On 12/30/2010 11:07 AM, Mark Martinec wrote:
> Clay and Christian,
>
>> With some of my preliminary testing of -pre12 upon issuing the "amavisd
>> reload" command I see the old child processes lingering around in a
>> "<defunct>" state.
>> The amavisd-nanny process only shows the newly created children.
>>  From a debug console everything appears to be functioning normally:
>> Subsequent reloads will generate another set of zombies.
>
> Thanks for the report. I haven't observed such behaviour so far
> (tried even on Linux), but it definitely needs investigating.
>
>> Could this be due in part to the new warm restart and how the parent is
>> handling the HUP handling the child processes? Just throwing that out as
>> an idea...
>>
>> Here is the output showing the state of the children after the reload
>> command and you can see older child processes still indicating a PPID of
>> the master:
>
> Looks like the HUPed master process after a rebirth (exec) fails to reclaim
> a process exit status of its previous set of child processes. Handling
> of child processes and reclaiming their exit status is entirely in hands
> of Net::Server, amavisd is not dealing with these by itself.
>
> Luckily these defunct processes no longer consume any resources
> on the host, except for a process slot - they no longer exist, it's only
> their exit status value that is still hanging around, waiting to be read
> by their parent process.
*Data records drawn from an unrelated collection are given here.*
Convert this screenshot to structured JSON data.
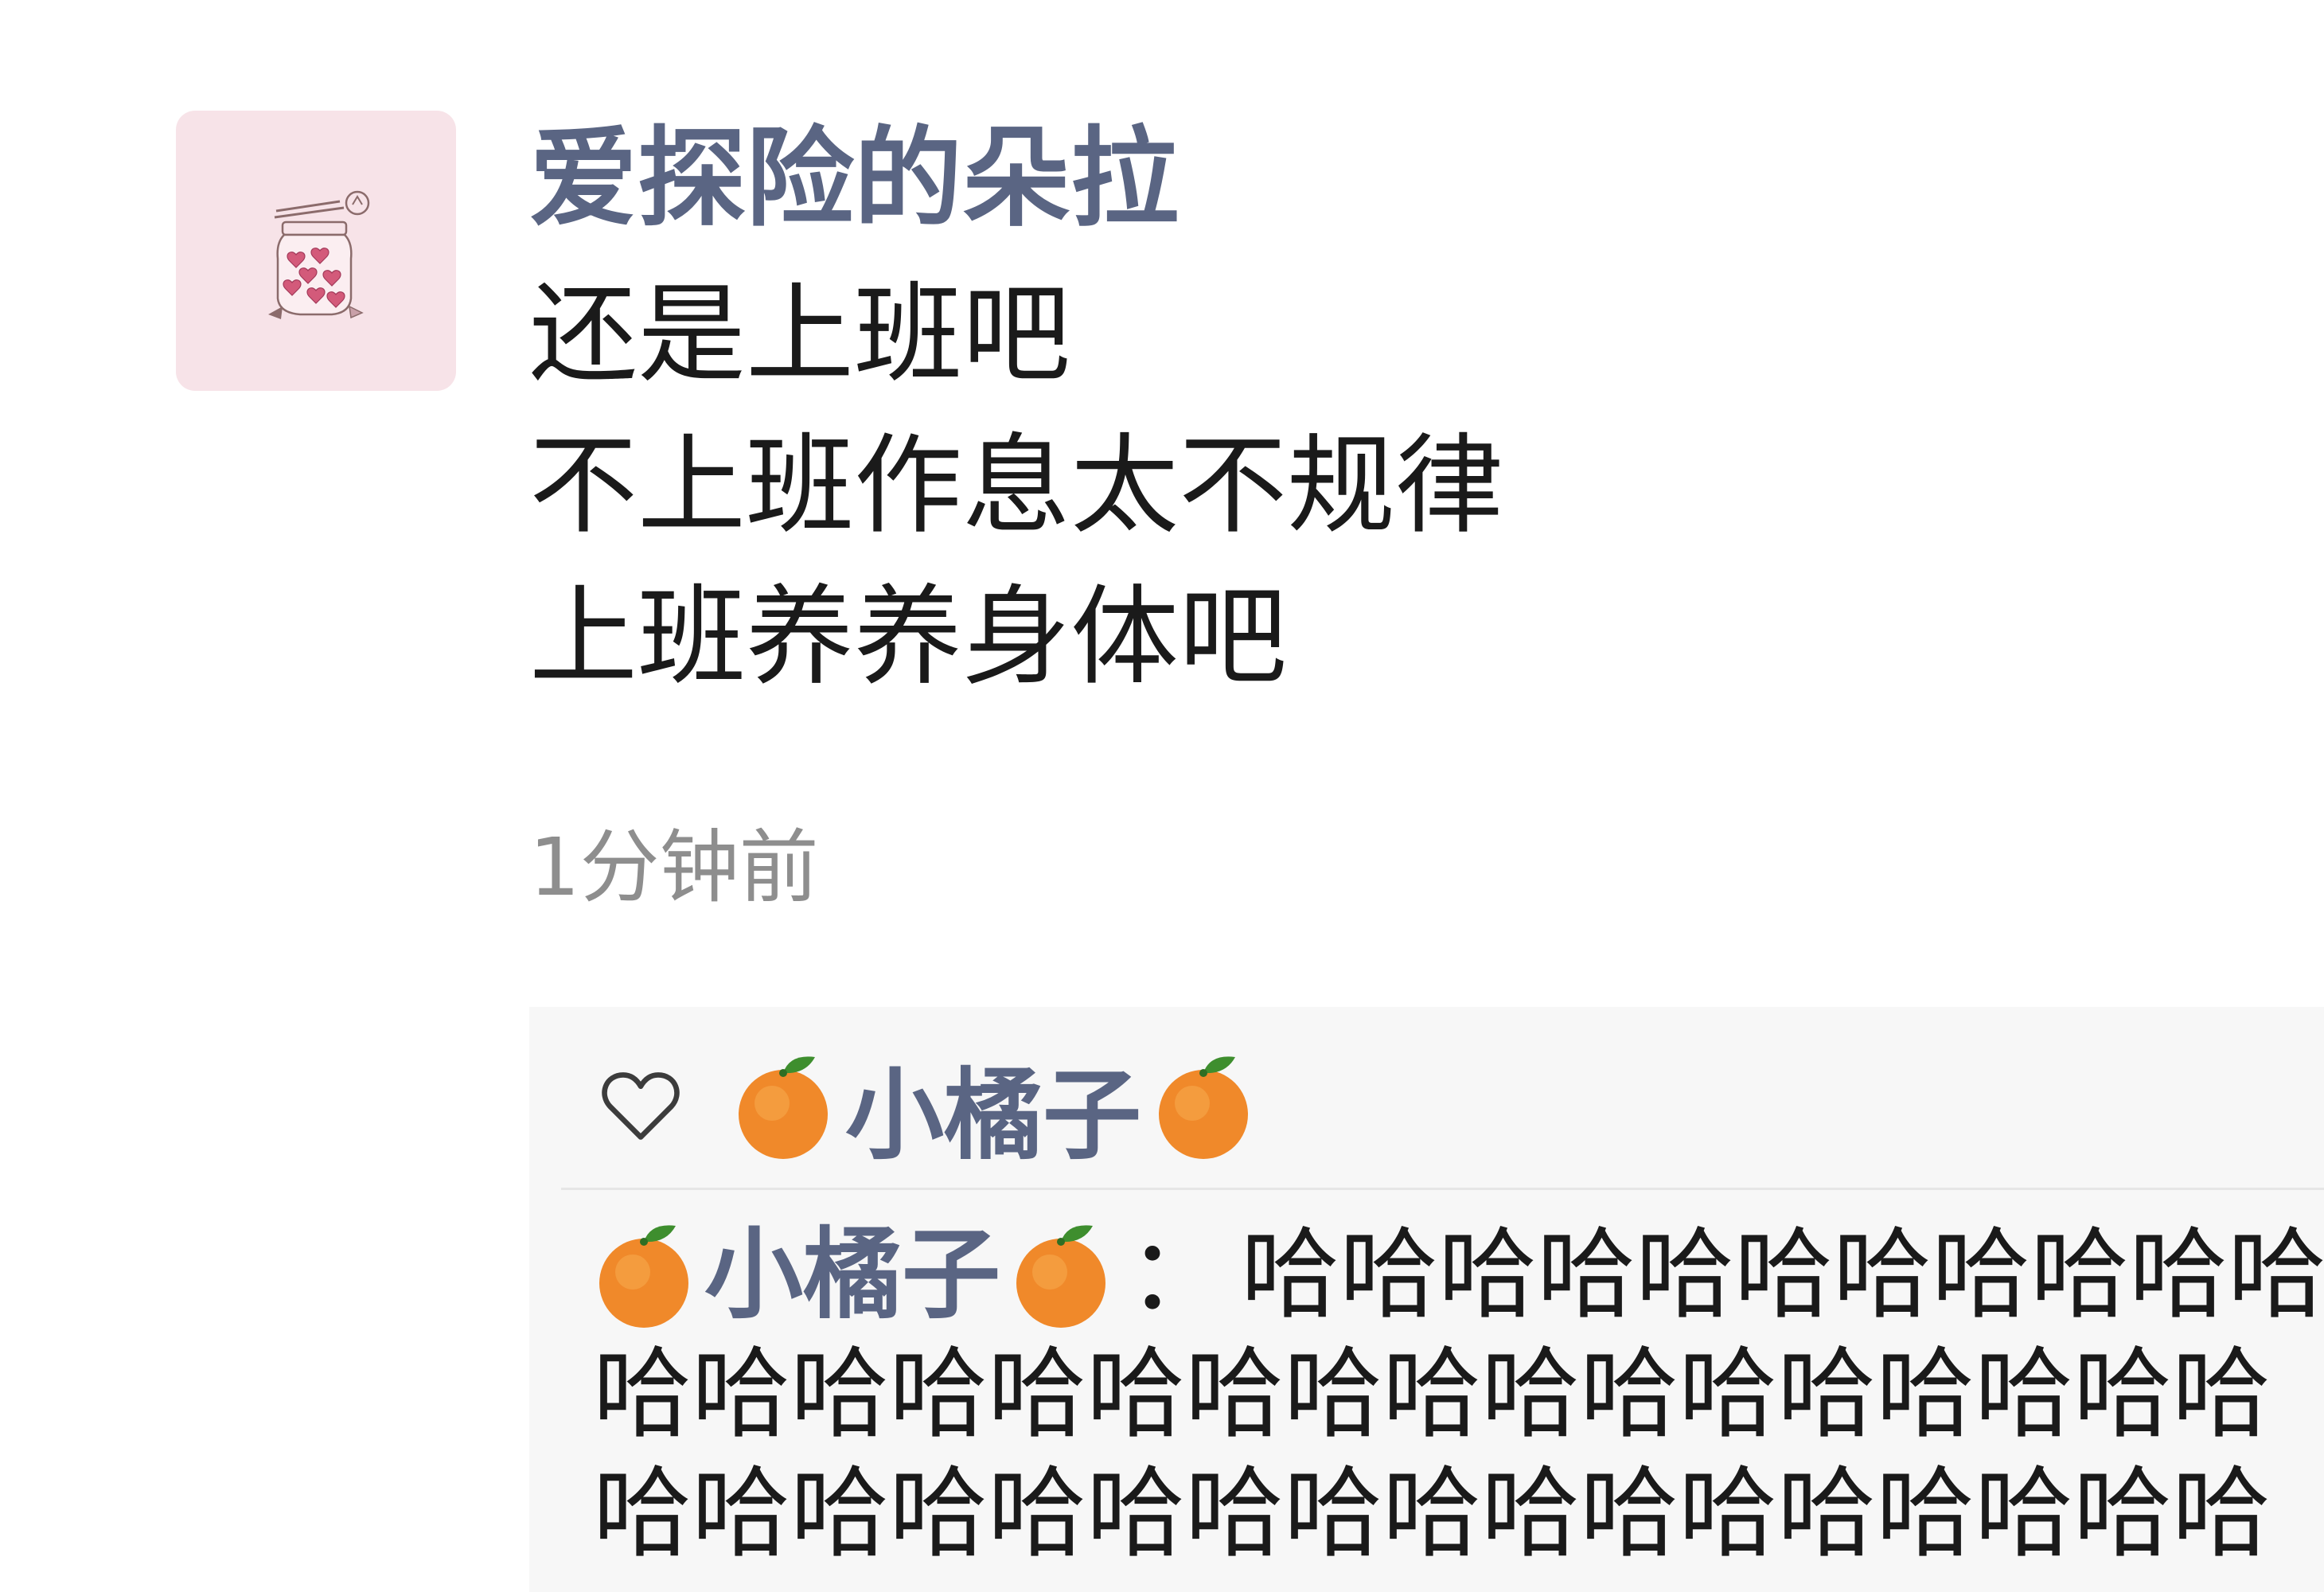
{
  "post": {
    "username": "爱探险的朵拉",
    "content_lines": [
      "还是上班吧",
      "不上班作息太不规律",
      "上班养养身体吧"
    ],
    "time": "1分钟前"
  },
  "likes": {
    "liker_name": "小橘子"
  },
  "comment": {
    "author": "小橘子",
    "separator": "：",
    "text_lines": [
      "哈哈哈哈哈哈哈哈哈哈哈",
      "哈哈哈哈哈哈哈哈哈哈哈哈哈哈哈哈哈",
      "哈哈哈哈哈哈哈哈哈哈哈哈哈哈哈哈哈"
    ]
  },
  "icons": {
    "heart": "heart-outline-icon",
    "orange": "tangerine-emoji-icon",
    "avatar": "jar-of-hearts-illustration"
  },
  "colors": {
    "username": "#5a6583",
    "text": "#1a1a1a",
    "time": "#8e8e8e",
    "reply_bg": "#f7f7f7",
    "avatar_bg": "#f7e3e8"
  }
}
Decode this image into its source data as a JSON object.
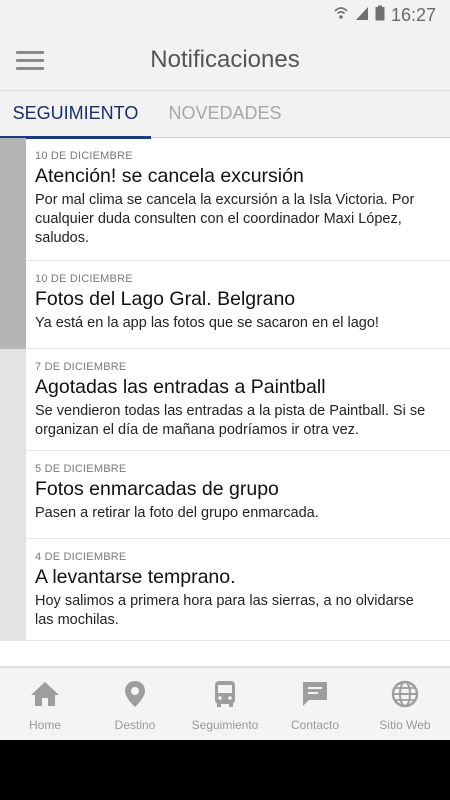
{
  "status_bar": {
    "time": "16:27",
    "icons": [
      "wifi-icon",
      "signal-icon",
      "battery-icon"
    ]
  },
  "header": {
    "title": "Notificaciones",
    "menu_icon": "menu-icon"
  },
  "tabs": [
    {
      "label": "SEGUIMIENTO",
      "active": true
    },
    {
      "label": "NOVEDADES",
      "active": false
    }
  ],
  "notifications": [
    {
      "date": "10 DE DICIEMBRE",
      "title": "Atención! se cancela excursión",
      "body": "Por mal clima se cancela la excursión a la Isla Victoria. Por cualquier duda consulten con el coordinador Maxi López, saludos.",
      "unread": true
    },
    {
      "date": "10 DE DICIEMBRE",
      "title": "Fotos del Lago Gral. Belgrano",
      "body": "Ya está en la app las fotos que se sacaron en el lago!",
      "unread": true
    },
    {
      "date": "7 DE DICIEMBRE",
      "title": "Agotadas las entradas a Paintball",
      "body": "Se vendieron todas las entradas a la pista de Paintball. Si se organizan el día de mañana podríamos ir otra vez.",
      "unread": false
    },
    {
      "date": "5 DE DICIEMBRE",
      "title": "Fotos enmarcadas de grupo",
      "body": "Pasen a retirar la foto del grupo enmarcada.",
      "unread": false
    },
    {
      "date": "4 DE DICIEMBRE",
      "title": "A levantarse temprano.",
      "body": "Hoy salimos a primera hora para las sierras, a no olvidarse las mochilas.",
      "unread": false
    }
  ],
  "bottom_nav": [
    {
      "label": "Home",
      "icon": "home-icon"
    },
    {
      "label": "Destino",
      "icon": "location-pin-icon"
    },
    {
      "label": "Seguimiento",
      "icon": "bus-icon"
    },
    {
      "label": "Contacto",
      "icon": "chat-icon"
    },
    {
      "label": "Sitio Web",
      "icon": "globe-icon"
    }
  ],
  "colors": {
    "accent": "#1b3a7f",
    "unread_bar": "#b5b5b5",
    "read_bar": "#e3e3e3",
    "nav_icon": "#9e9e9e"
  }
}
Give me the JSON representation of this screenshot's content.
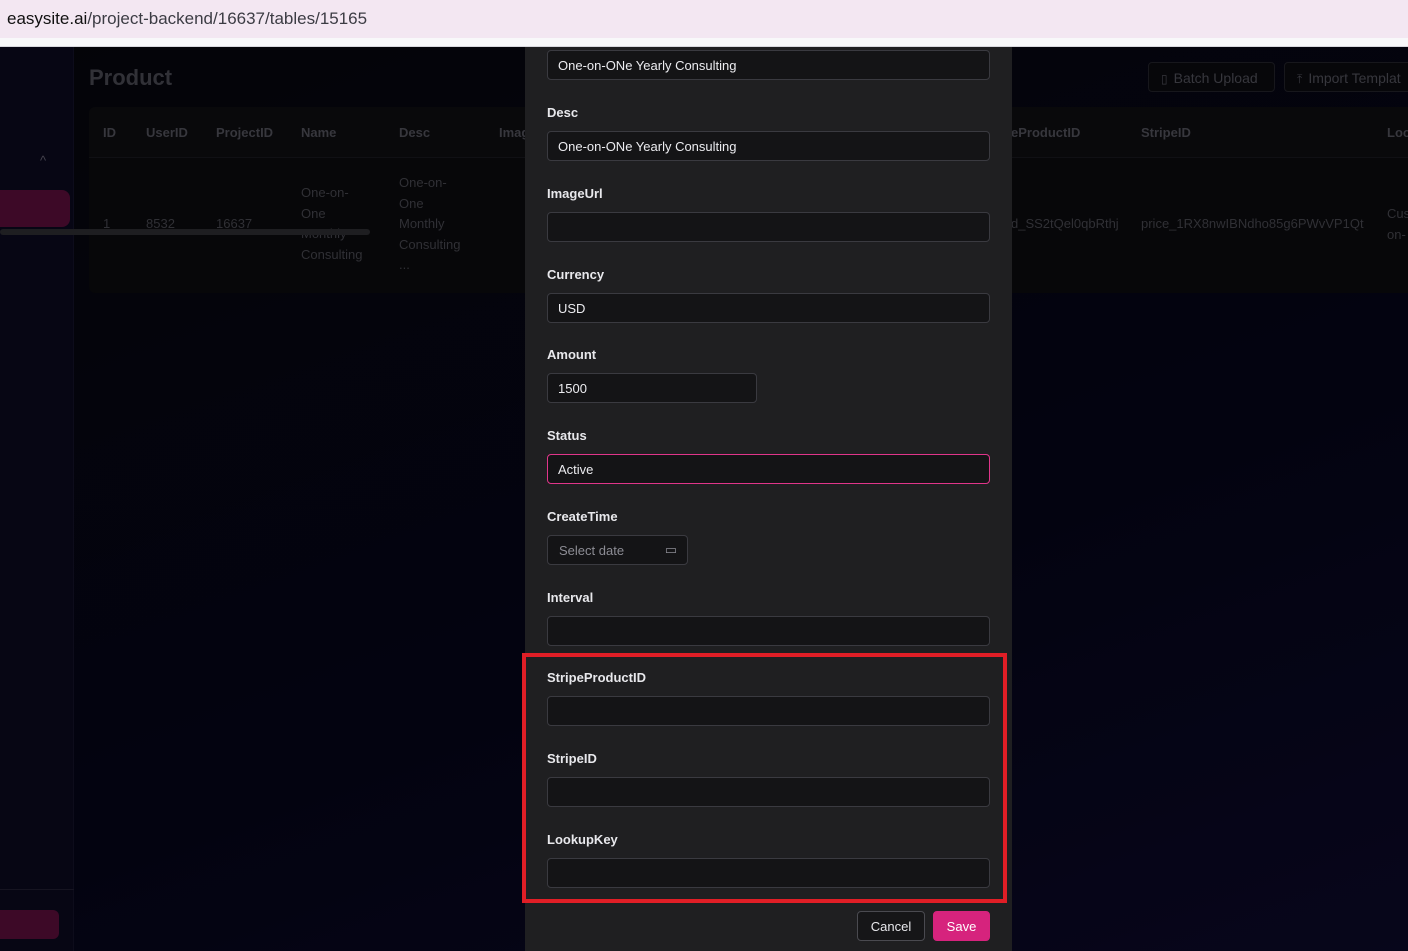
{
  "browser": {
    "url_host": "easysite.ai",
    "url_path": "/project-backend/16637/tables/15165"
  },
  "background": {
    "page_title": "Product",
    "buttons": {
      "batch_upload": "Batch Upload",
      "import_template": "Import Templat"
    },
    "table": {
      "headers": [
        "ID",
        "UserID",
        "ProjectID",
        "Name",
        "Desc",
        "Imag",
        "eProductID",
        "StripeID",
        "Loo"
      ],
      "row": {
        "id": "1",
        "user_id": "8532",
        "project_id": "16637",
        "name": "One-on-One Monthly Consulting",
        "desc": "One-on-One Monthly Consulting ...",
        "product_id": "d_SS2tQel0qbRthj",
        "stripe_id": "price_1RX8nwIBNdho85g6PWvVP1Qt",
        "lookup": "Cus on-"
      }
    }
  },
  "modal": {
    "fields": {
      "name": {
        "value": "One-on-ONe Yearly Consulting"
      },
      "desc": {
        "label": "Desc",
        "value": "One-on-ONe Yearly Consulting"
      },
      "image_url": {
        "label": "ImageUrl",
        "value": ""
      },
      "currency": {
        "label": "Currency",
        "value": "USD"
      },
      "amount": {
        "label": "Amount",
        "value": "1500"
      },
      "status": {
        "label": "Status",
        "value": "Active"
      },
      "create_time": {
        "label": "CreateTime",
        "placeholder": "Select date"
      },
      "interval": {
        "label": "Interval",
        "value": ""
      },
      "stripe_product_id": {
        "label": "StripeProductID",
        "value": ""
      },
      "stripe_id": {
        "label": "StripeID",
        "value": ""
      },
      "lookup_key": {
        "label": "LookupKey",
        "value": ""
      }
    },
    "buttons": {
      "cancel": "Cancel",
      "save": "Save"
    }
  },
  "colors": {
    "accent": "#d6237d",
    "highlight_border": "#e01e26",
    "modal_bg": "#1f1f21"
  }
}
If you do a full (cold) restart of amavisd
> eventually, all their zombies will be reclaimed by the init process.
> So yes, it is ugly, needs investigating, but is not burdening the
> host's memory or cpu resources.
>

Agreed.

> I can see the perl is 5.008008, but which version of Net::Server is that?
> And what OS?
>

# cat /etc/redhat-release
CentOS release 5.5 (Final)

Kernel: 2.6.18-194.26.1.el5

Net::Server package is an rpm provided by RPMFORGE:
perl-Net-Server-0.99-1.el5.rf.noarch

As an added note I did not see the zombies in 2.5.4 or 2.6.4.

Let me know if you need further testing or info.